Yes, I do think the first associate would have paid more attention to a younger person but of course there’s no way of knowing. It’s just that feeling you get of not really being seen. And yes, a different experience at those other stores you mention for me, too. Maybe it comes down to the store and their overall branding and attitude.
Great story, Barbara; so much resonated. And I loved how you dropped in all the current jargon that is somehow intended to transform the sale into some sort of “experience,” but is mainly just empty semantics.

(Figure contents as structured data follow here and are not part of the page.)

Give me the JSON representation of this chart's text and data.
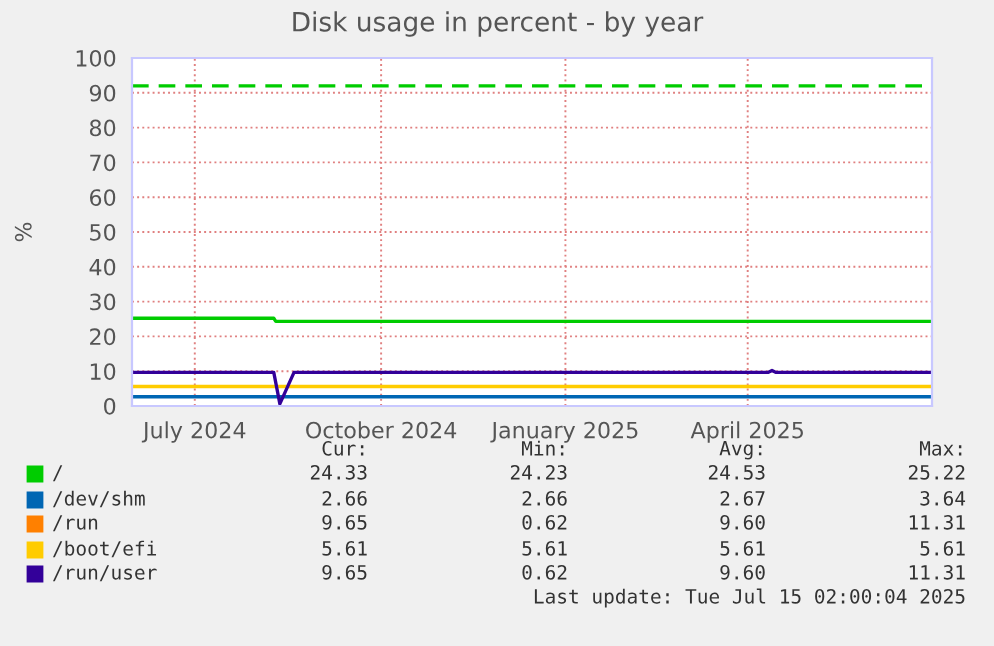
{
  "chart_data": {
    "type": "line",
    "title": "Disk usage in percent - by year",
    "ylabel": "%",
    "xlim": [
      "2024-06-15",
      "2025-07-15"
    ],
    "xticks": [
      {
        "value": "2024-07-16",
        "label": "July 2024"
      },
      {
        "value": "2024-10-16",
        "label": "October 2024"
      },
      {
        "value": "2025-01-15",
        "label": "January 2025"
      },
      {
        "value": "2025-04-15",
        "label": "April 2025"
      }
    ],
    "ylim": [
      0,
      100
    ],
    "yticks": [
      0,
      10,
      20,
      30,
      40,
      50,
      60,
      70,
      80,
      90,
      100
    ],
    "grid": true,
    "legend": "bottom",
    "series": [
      {
        "name": "/",
        "color": "#00cc00",
        "x": [
          "2024-06-15",
          "2024-08-24",
          "2024-08-25",
          "2025-07-15"
        ],
        "values": [
          25.22,
          25.22,
          24.33,
          24.33
        ]
      },
      {
        "name": "/dev/shm",
        "color": "#0066b3",
        "x": [
          "2024-06-15",
          "2025-07-15"
        ],
        "values": [
          2.66,
          2.66
        ]
      },
      {
        "name": "/run",
        "color": "#ff8000"
      },
      {
        "name": "/boot/efi",
        "color": "#ffcc00",
        "x": [
          "2024-06-15",
          "2025-07-15"
        ],
        "values": [
          5.61,
          5.61
        ]
      },
      {
        "name": "/run/user",
        "color": "#330099",
        "x": [
          "2024-06-15",
          "2024-08-24",
          "2024-08-27",
          "2024-09-03",
          "2025-04-25",
          "2025-04-27",
          "2025-04-29",
          "2025-07-15"
        ],
        "values": [
          9.65,
          9.65,
          0.62,
          9.65,
          9.65,
          10.2,
          9.65,
          9.65
        ]
      }
    ],
    "ref_lines": [
      {
        "axis": "y",
        "value": 92,
        "color": "#00cc00",
        "line_style": "dashed"
      }
    ],
    "annotations": [
      "Cur:",
      "Min:",
      "Avg:",
      "Max:",
      "24.33",
      "24.23",
      "24.53",
      "25.22",
      "2.66",
      "2.66",
      "2.67",
      "3.64",
      "9.65",
      "0.62",
      "9.60",
      "11.31",
      "5.61",
      "5.61",
      "5.61",
      "5.61",
      "9.65",
      "0.62",
      "9.60",
      "11.31",
      "Last update: Tue Jul 15 02:00:04 2025"
    ]
  }
}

As I further considered this, I think I have avoided such experiences for the most part by automatically gravitating to the older “associates.” Indeed, I remember a particularly gratifying experience recently when I was in Nordstrom’s with my wife and she was having a tough time finding a fancy, but age-appropriate dress for a wedding we were going to, and finally found a woman of about our own age who could not have been more helpful. (She had been in real estate for years previously, she told us.) And, because we dropped so much on the — perfect — dress for my wife, I was entitled to a “bonus” in the men’s department — yeah, I know, anachronistic and maybe even a bit sexist, but still… — and the “associate” escorted us downstairs and put me in the capable hands of a guy who was also an age-mate who helped me find a very nice, subdued sports jacket.
I get it that Norstrom’s is particularly known for service, but we sure liked being handled so well by fellow geezers.

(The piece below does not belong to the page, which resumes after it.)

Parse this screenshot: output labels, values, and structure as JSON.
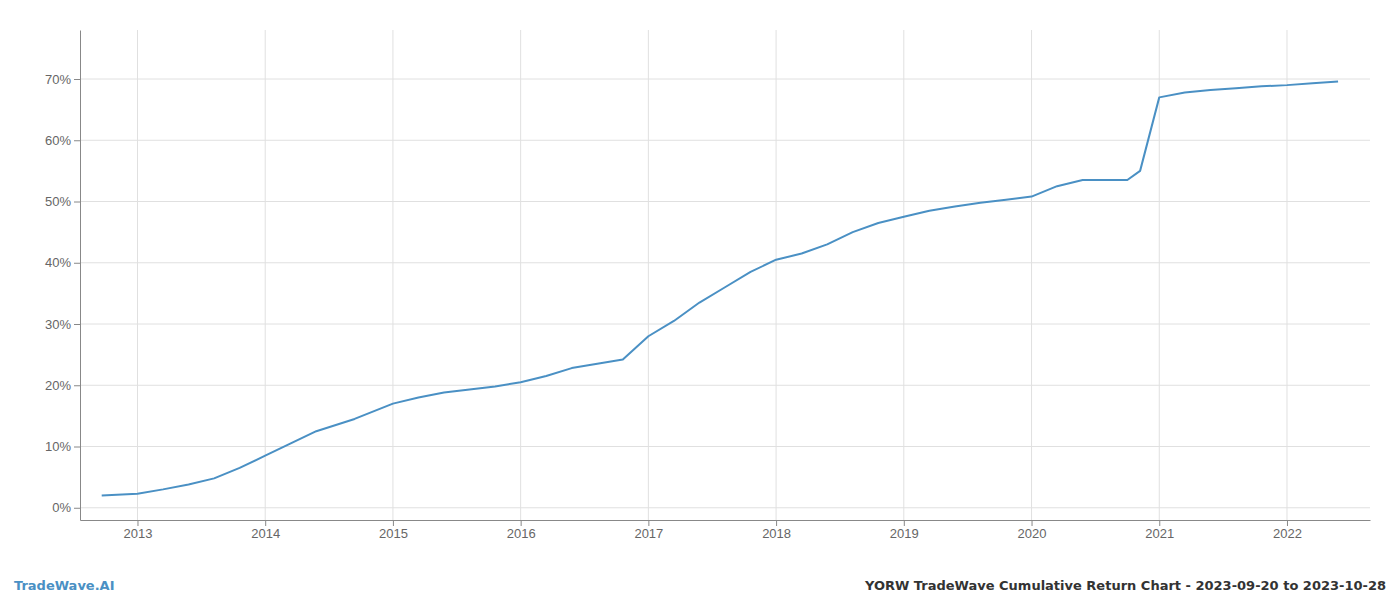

Thanks, John…and I love your explanation of the jargon! And yes, Nordstrom’s! I had a strikingly similar experience there when shopping for a wedding I was going to, including the “bonus” which in my case was some costume jewelry which perfectly complimented the outfit. I always choose Nordstrom’s if I need to go to a department store! They have the right idea…there are lot of us who still savor the type of shopping experiences we had back in the day. My favorite was Robinson’s in Beverly Hills with its mid century modern design, elegant tea room, and even a luxury fur salon where models actually modeled the merchandise. Now see what you’ve done, John…there I go down memory lane AGAIN! Don’t get me started on Bullocks Wilshire with its Art Deco copper-patinated tower, porte-cochere, murals, perfume hall as you enter, travertine floors…okay, clearly I miss the good old days. There, I’ve said it. Every once in a while it just slips out.
Get over it?
OK Boomer, I’ll try!
OK, Dr. Tom will prescribe the remedy for you, Barbara and all who wish to partake. There are still retail experiences as we remember or at least wish them to be. Provided you have a local independent hardware store. Fortunately I have one within five miles. The ones that have basement showrooms as well as main floor showrooms. The ones with proprietors who can tell you precisely whether they have what you’re looking for and will lead you to it. One of my favorite old time hardware store stories is now a bit dated, almost twenty years old, and in Chicagoland. I had purchased a plasma HD TV and was having it wall mounted; the installers, who knew what they were doing, said that it needed a “clock outlet” – on that is recessed in the wall so that the clock, or in this case, the TV would fit flush on the wall. These were once ubiquitous but are now scarce. I went to my neighborhood hardware, found the proprietor, who was retrieving something for another customer, told him what I needed, and watched him, without looking, pluck it from a nearby shelf. Sigh.
Thanks, Dr. Tom! I do try to shop mom-and-pop but so often succumb to convenience. But even our local Ace hardware store is staffed with very helpful, and mostly older, sales clerks (who don’t mind being called “sales clerks”). It does seem like age has something to do with it.